Ahmet bir sabah başı ağrıyarak uyanır. Ateşi vardır, midesi bulanmaktadır. «Tamam, işte başladı!» diye söylenir. Kudurarak öleceğini tasarlar, dehşete kapılır. Günlerce ateşler içinde yatar. Anuşka'yı düşünür: Si-Ya-U ülkesine, Çin'e gidecekti. Ahmet bir gün Anuşka'ya uğramıştı. Kız yatağa uzanmıştı. Si-Ya-U'dan ayrılacağına üzülüyordu. Onunla yattığını söyler. Ahmet şaşırmış, kıskançlıktan çılgına dönmüştü. On gün kadar birbirlerini görmemişlerdi. Sonunda Anuşka evine onu görmeğe gelince barışmışlardı...

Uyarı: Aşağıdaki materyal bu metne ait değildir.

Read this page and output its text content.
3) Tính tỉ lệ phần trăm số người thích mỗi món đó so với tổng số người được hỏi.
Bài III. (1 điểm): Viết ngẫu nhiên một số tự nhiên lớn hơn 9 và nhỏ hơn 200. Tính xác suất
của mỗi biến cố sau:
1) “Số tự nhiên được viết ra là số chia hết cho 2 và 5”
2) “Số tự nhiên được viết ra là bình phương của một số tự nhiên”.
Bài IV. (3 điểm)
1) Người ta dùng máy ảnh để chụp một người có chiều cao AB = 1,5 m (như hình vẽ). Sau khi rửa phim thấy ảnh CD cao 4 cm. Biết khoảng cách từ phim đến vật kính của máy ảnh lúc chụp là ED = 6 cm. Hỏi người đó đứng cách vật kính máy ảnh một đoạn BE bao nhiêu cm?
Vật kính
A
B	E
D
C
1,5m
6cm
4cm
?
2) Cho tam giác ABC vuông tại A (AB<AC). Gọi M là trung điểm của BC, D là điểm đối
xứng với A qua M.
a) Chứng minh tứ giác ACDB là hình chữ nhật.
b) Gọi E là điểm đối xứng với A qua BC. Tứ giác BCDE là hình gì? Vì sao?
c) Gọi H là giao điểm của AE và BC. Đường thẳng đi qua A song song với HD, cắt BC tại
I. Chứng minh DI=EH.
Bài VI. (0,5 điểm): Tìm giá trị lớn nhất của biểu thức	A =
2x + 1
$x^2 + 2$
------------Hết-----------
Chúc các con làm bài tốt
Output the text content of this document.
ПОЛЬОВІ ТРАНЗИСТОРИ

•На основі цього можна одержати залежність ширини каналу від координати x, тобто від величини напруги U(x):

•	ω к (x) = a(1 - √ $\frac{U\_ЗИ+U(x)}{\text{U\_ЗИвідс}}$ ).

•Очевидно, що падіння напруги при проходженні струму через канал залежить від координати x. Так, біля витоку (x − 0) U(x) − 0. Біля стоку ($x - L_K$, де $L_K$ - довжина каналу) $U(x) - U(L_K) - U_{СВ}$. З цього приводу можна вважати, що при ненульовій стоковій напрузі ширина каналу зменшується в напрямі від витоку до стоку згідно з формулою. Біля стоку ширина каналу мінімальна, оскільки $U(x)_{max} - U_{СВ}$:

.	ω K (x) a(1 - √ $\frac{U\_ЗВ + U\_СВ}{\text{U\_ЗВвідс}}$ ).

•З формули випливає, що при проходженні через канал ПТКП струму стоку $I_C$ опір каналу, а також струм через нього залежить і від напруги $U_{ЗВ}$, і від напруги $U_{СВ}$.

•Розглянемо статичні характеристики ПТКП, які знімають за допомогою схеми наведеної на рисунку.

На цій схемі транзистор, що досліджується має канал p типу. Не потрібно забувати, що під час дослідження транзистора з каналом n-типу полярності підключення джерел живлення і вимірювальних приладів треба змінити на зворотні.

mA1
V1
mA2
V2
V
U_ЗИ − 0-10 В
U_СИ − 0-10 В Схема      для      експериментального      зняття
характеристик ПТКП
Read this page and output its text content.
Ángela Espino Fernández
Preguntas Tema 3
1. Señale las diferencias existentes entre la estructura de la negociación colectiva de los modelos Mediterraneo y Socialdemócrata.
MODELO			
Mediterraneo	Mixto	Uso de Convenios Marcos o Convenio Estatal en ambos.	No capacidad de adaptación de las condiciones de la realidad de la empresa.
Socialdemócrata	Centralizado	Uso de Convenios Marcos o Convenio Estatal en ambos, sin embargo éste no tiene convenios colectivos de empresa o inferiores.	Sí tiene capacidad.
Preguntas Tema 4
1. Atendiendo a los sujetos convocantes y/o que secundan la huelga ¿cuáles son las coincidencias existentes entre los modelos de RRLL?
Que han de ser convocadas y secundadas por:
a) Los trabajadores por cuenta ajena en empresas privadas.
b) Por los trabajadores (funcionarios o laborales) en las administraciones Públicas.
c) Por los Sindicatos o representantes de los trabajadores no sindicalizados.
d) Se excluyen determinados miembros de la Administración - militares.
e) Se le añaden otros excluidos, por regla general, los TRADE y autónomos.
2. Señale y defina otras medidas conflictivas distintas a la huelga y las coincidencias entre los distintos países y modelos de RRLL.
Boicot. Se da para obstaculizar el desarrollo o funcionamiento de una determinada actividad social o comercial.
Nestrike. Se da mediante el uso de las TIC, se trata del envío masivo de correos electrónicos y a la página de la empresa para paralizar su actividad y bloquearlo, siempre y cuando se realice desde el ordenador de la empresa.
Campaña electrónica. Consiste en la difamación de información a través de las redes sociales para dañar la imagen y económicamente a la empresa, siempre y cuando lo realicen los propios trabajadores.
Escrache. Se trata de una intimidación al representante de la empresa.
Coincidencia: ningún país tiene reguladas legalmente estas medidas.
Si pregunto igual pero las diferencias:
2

İsmail eve geç gelir. Sabah erkenden işe gidecektir. Bu yüzden Ahmet uyur gibi yapar. Bu arada arkadaşlarının geçmişini düşünür: İsmail 1928'de tutuklanmış, Diyarbakır cezaevinde birkaç yıl yatmıştı. 193l'de Bursa Cezaevi'ndeyken Neriman'la tanışmıştı. Neriman'ın kardeşi Osman da hapishanedeydi. İsmail dışarı çıkınca Neriman'la buluşmuş, konuşmuşlardı. Aralarında sevgi bağı kurulmuştu. Fakat İsmail'i bir sabah alıp götürmüşlerdi. Erkin zırhlısında tuvalete hapsetmişlerdiYargılama sonunda  hüküm  giymiş,  İç  Anadolu'da  bir  cezaevine gönderilmişti. Neriman onu görmeğe gelmişti. Orada öğretmenlik bulmuştu. İsmail çok sevinmişti.  Müdürün de izniyle nikâhlanmışlardı. Ahmet kapıya yirmi dördüncü çizgiyi çeker. Ateşi sürmektedir.

İsmail hapisten çıkınca sevinçle karısını bulmuştu. İlk kez onunla yatmıştı. Fakat mutlulukları uzun sürmemişti. Yine bir gece yarısı İsmail'i götürmüşlerdi. Sansaryan Han'da işkenceyle sorguya çekmişlerdi. Ağzından bir laf alamamışlardı. Bodrum katta karanlıkta günlerce aç çıplak bırakmışlardı. Karısıyla da görüştürmemişlerdi. Sonunda, Neriman'ın getirdiği yemeği ona vermişlerdi...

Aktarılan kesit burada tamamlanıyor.